Après avoir effectué cet effort de concision dans l'élaboration du message et veillé à ce qu'il ait un impact satisfaisant, il faut l'adapter aux caractéristiques de chaque public. « Nous savons , a commenté à cet égard le président de l'OFDT, dans tous les domaines de la prévention et de la pathologie, que la capacité à intégrer les informations dépend du niveau de culture (...), que les classes les plus favorisées du point de vue culturel sont les plus sensibles aux campagnes (de prévention) ».

Si elle dépend du capital et de l'environnement culturel de chacun, la capacité à assimiler un message de prévention varie également selon l'âge du public ciblé. Le ministre de l'éducation nationale, M. Luc Ferry, a ainsi commenté une ancienne campagne de prévention contre le virus du sida qui avait du être arrêtée de façon prématurée parce que les jeunes auxquels elles s'adressait l'avaient tournée en dérision : comme elle proclamait que « le virus du sida ne s'attrape pas dans les actes de la vie quotidienne », ils en avaient déduit, non sans humour, que les rédacteurs du tract « ne faisaient pas l'amour tous les jours » !
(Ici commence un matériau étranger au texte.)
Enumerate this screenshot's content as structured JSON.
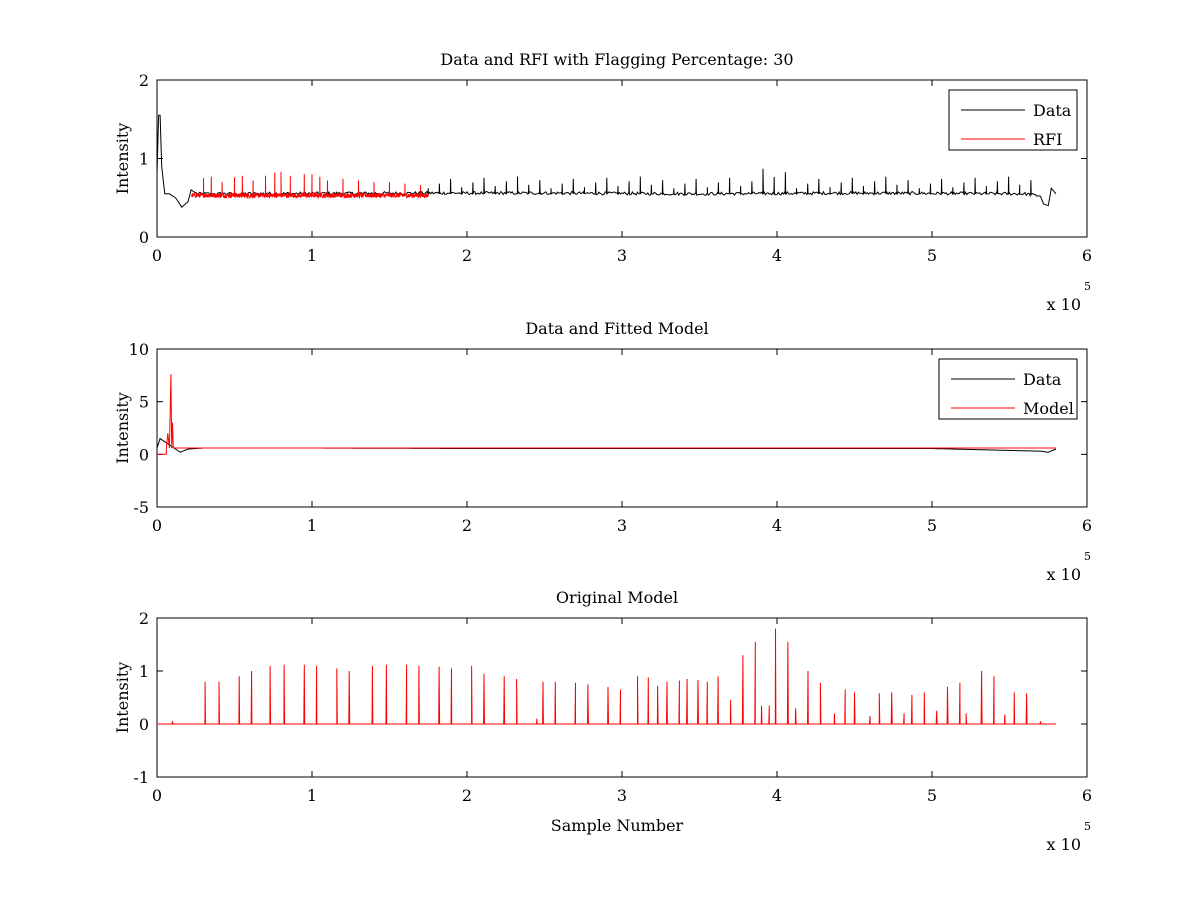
{
  "chart_data": [
    {
      "type": "line",
      "title": "Data and RFI with Flagging Percentage: 30",
      "xlabel": "",
      "ylabel": "Intensity",
      "xlim": [
        0,
        6
      ],
      "ylim": [
        0,
        2
      ],
      "xticks": [
        "0",
        "1",
        "2",
        "3",
        "4",
        "5",
        "6"
      ],
      "yticks": [
        "0",
        "1",
        "2"
      ],
      "x_scale_label": "x 10",
      "x_scale_exponent": "5",
      "legend": {
        "position": "top-right",
        "entries": [
          "Data",
          "RFI"
        ]
      },
      "series": [
        {
          "name": "Data",
          "color": "#000000",
          "baseline": 0.55,
          "x": [
            0,
            0.01,
            0.02,
            0.03,
            0.05,
            0.08,
            0.12,
            0.16,
            0.2,
            0.22,
            0.26,
            1.8,
            2.5,
            3.5,
            4.5,
            5.6,
            5.7,
            5.72,
            5.75,
            5.77,
            5.8
          ],
          "y": [
            0.8,
            1.55,
            1.55,
            0.9,
            0.55,
            0.55,
            0.5,
            0.38,
            0.45,
            0.6,
            0.55,
            0.56,
            0.56,
            0.55,
            0.56,
            0.55,
            0.52,
            0.42,
            0.4,
            0.62,
            0.55
          ]
        },
        {
          "name": "RFI",
          "color": "#ff0000",
          "x_range": [
            0.22,
            1.75
          ],
          "baseline": 0.53,
          "spikes": [
            [
              0.3,
              0.75
            ],
            [
              0.35,
              0.77
            ],
            [
              0.42,
              0.7
            ],
            [
              0.5,
              0.76
            ],
            [
              0.55,
              0.78
            ],
            [
              0.62,
              0.72
            ],
            [
              0.7,
              0.78
            ],
            [
              0.76,
              0.82
            ],
            [
              0.8,
              0.83
            ],
            [
              0.86,
              0.78
            ],
            [
              0.95,
              0.8
            ],
            [
              1.0,
              0.8
            ],
            [
              1.05,
              0.77
            ],
            [
              1.1,
              0.72
            ],
            [
              1.2,
              0.74
            ],
            [
              1.3,
              0.72
            ],
            [
              1.4,
              0.7
            ],
            [
              1.5,
              0.7
            ],
            [
              1.6,
              0.68
            ],
            [
              1.7,
              0.66
            ]
          ]
        }
      ]
    },
    {
      "type": "line",
      "title": "Data and Fitted Model",
      "xlabel": "",
      "ylabel": "Intensity",
      "xlim": [
        0,
        6
      ],
      "ylim": [
        -5,
        10
      ],
      "xticks": [
        "0",
        "1",
        "2",
        "3",
        "4",
        "5",
        "6"
      ],
      "yticks": [
        "-5",
        "0",
        "5",
        "10"
      ],
      "x_scale_label": "x 10",
      "x_scale_exponent": "5",
      "legend": {
        "position": "top-right",
        "entries": [
          "Data",
          "Model"
        ]
      },
      "series": [
        {
          "name": "Data",
          "color": "#000000",
          "x": [
            0,
            0.02,
            0.05,
            0.1,
            0.15,
            0.2,
            0.3,
            1.0,
            2.0,
            3.0,
            4.0,
            5.0,
            5.7,
            5.75,
            5.8
          ],
          "y": [
            0.6,
            1.5,
            1.2,
            0.7,
            0.2,
            0.5,
            0.6,
            0.6,
            0.55,
            0.55,
            0.55,
            0.55,
            0.3,
            0.2,
            0.5
          ]
        },
        {
          "name": "Model",
          "color": "#ff0000",
          "x": [
            0,
            0.06,
            0.06,
            0.07,
            0.08,
            0.09,
            0.095,
            0.1,
            0.105,
            0.11,
            0.12,
            5.8
          ],
          "y": [
            0,
            0,
            0.6,
            2.0,
            0.6,
            7.6,
            0.6,
            3.0,
            0.6,
            0.6,
            0.6,
            0.6
          ]
        }
      ]
    },
    {
      "type": "line",
      "title": "Original Model",
      "xlabel": "Sample Number",
      "ylabel": "Intensity",
      "xlim": [
        0,
        6
      ],
      "ylim": [
        -1,
        2
      ],
      "xticks": [
        "0",
        "1",
        "2",
        "3",
        "4",
        "5",
        "6"
      ],
      "yticks": [
        "-1",
        "0",
        "1",
        "2"
      ],
      "x_scale_label": "x 10",
      "x_scale_exponent": "5",
      "series": [
        {
          "name": "",
          "color": "#ff0000",
          "x_range": [
            0,
            5.8
          ],
          "baseline": 0,
          "spikes": [
            [
              0.1,
              0.05
            ],
            [
              0.31,
              0.8
            ],
            [
              0.4,
              0.8
            ],
            [
              0.53,
              0.9
            ],
            [
              0.61,
              1.0
            ],
            [
              0.73,
              1.1
            ],
            [
              0.82,
              1.12
            ],
            [
              0.95,
              1.12
            ],
            [
              1.03,
              1.1
            ],
            [
              1.16,
              1.05
            ],
            [
              1.24,
              1.0
            ],
            [
              1.39,
              1.1
            ],
            [
              1.48,
              1.12
            ],
            [
              1.61,
              1.12
            ],
            [
              1.69,
              1.1
            ],
            [
              1.82,
              1.08
            ],
            [
              1.9,
              1.05
            ],
            [
              2.03,
              1.1
            ],
            [
              2.11,
              0.95
            ],
            [
              2.24,
              0.9
            ],
            [
              2.32,
              0.85
            ],
            [
              2.45,
              0.1
            ],
            [
              2.49,
              0.8
            ],
            [
              2.57,
              0.8
            ],
            [
              2.7,
              0.78
            ],
            [
              2.78,
              0.75
            ],
            [
              2.91,
              0.7
            ],
            [
              2.99,
              0.65
            ],
            [
              3.1,
              0.9
            ],
            [
              3.17,
              0.88
            ],
            [
              3.23,
              0.72
            ],
            [
              3.29,
              0.8
            ],
            [
              3.37,
              0.82
            ],
            [
              3.42,
              0.85
            ],
            [
              3.49,
              0.83
            ],
            [
              3.55,
              0.8
            ],
            [
              3.62,
              0.9
            ],
            [
              3.7,
              0.45
            ],
            [
              3.78,
              1.3
            ],
            [
              3.86,
              1.55
            ],
            [
              3.9,
              0.35
            ],
            [
              3.95,
              0.35
            ],
            [
              3.99,
              1.8
            ],
            [
              4.07,
              1.55
            ],
            [
              4.12,
              0.3
            ],
            [
              4.2,
              1.0
            ],
            [
              4.28,
              0.78
            ],
            [
              4.37,
              0.2
            ],
            [
              4.44,
              0.65
            ],
            [
              4.5,
              0.6
            ],
            [
              4.6,
              0.15
            ],
            [
              4.66,
              0.58
            ],
            [
              4.74,
              0.6
            ],
            [
              4.82,
              0.2
            ],
            [
              4.87,
              0.55
            ],
            [
              4.95,
              0.6
            ],
            [
              5.03,
              0.25
            ],
            [
              5.1,
              0.7
            ],
            [
              5.18,
              0.78
            ],
            [
              5.22,
              0.2
            ],
            [
              5.32,
              1.0
            ],
            [
              5.4,
              0.9
            ],
            [
              5.47,
              0.18
            ],
            [
              5.53,
              0.6
            ],
            [
              5.61,
              0.58
            ],
            [
              5.7,
              0.05
            ]
          ]
        }
      ]
    }
  ]
}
Des spécialistes de la communication, dans le cadre qui leur serait assigné par des responsables politiques, seraient sans doute les plus à même d'élaborer des messages à l'impact garanti, de tenir compte de ces différences de perception entre les publics et d'éviter les erreurs contre-productives telles que celle précédemment évoquée. Se disant « très déçu par la qualité des spots publicitaires ou des campagnes d'information », le ministre de l'éducation nationale a déclaré à la commission avoir « le sentiment qu'il faudrait, pour être efficace, mobiliser les talents d'un metteur en scène professionnel de très grand talent (...) capable de faire un véritable film au niveau d'un grand réalisateur et non pas au niveau des spots publicitaires habituels ».

Constat totalement partagé par le président de l'OFDT qui a expliqué à la commission que « la lisibilité du dispositif d'aide et la capacité de l'information à être donnée au plus près de la personne » étaient fondamentaux. M. Parquet a déploré en ce sens que « les informations qui sont données (soient) très loin des préoccupations et peu adaptées », estimant que la prévention « doit être faite par des professionnels qui ont cette compétence particulière ».